The Department of Education is stepping up its review of colleges adhering to federal reporting requirements regarding disclosures of foreign gifts and contracts amid scrutiny of American universities ties with China.
Section 117 of the Higher Education Act has long required that institutions report to the federal government any gift or contract with a foreign source valued at $250,000 or more, “considered alone or in combination with all other gifts from or contracts with that foreign source within a calendar year.”
According to Senate testimony back in February, less than 3 percent of U.S. colleges report receiving such gifts or contracts and there are significant differences in how colleges report these as well.

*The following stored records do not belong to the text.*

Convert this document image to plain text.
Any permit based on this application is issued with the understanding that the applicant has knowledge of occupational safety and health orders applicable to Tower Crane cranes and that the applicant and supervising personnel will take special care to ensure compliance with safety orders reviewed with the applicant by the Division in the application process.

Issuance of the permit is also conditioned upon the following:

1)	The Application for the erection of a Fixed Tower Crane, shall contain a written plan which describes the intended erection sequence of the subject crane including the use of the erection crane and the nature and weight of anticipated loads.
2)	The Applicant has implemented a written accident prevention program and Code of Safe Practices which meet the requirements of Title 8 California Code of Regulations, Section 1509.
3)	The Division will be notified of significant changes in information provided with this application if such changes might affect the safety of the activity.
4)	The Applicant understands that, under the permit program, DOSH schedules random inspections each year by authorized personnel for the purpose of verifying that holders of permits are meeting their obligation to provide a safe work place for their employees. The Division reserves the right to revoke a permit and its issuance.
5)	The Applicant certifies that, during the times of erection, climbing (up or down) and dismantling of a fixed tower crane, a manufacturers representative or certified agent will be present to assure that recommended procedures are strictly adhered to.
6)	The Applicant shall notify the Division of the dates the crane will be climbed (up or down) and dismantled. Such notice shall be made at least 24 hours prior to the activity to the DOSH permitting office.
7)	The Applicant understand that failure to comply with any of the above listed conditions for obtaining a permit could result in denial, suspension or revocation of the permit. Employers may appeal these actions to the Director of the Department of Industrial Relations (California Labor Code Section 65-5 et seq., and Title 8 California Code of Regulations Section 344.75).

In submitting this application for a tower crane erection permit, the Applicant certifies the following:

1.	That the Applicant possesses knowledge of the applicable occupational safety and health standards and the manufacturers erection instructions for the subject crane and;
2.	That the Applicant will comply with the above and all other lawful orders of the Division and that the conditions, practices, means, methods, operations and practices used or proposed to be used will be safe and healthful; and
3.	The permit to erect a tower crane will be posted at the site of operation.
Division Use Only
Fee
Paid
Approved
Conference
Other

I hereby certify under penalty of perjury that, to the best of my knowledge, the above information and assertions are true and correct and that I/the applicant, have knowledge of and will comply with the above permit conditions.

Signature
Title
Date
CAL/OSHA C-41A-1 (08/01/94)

“Foreign government spending on U.S. schools is effectively a black hole, as there is a lack of reporting detailing the various sources of foreign government funding,” said the Senate Committee on Homeland Security and Governmental Affairs’ Permanent Subcommittee on Investigations report.
Mitchell M. Zais, Deputy Secretary for Education, admitted a lack of clarity on the issue. At the February hearing he shared, “some colleges and universities have independent but affiliated nonprofit research, endowment and alumni foundations, which deliver contracts and gifts,” he said. “It’s unclear which schools report foreign gifts that are channeled through these foundations since the statute does not reference them.”
The American Council on Education (ACE) and six other major higher education associations have yet to receive the needed clarification of rules despite two letters sent to the Department of Education since January.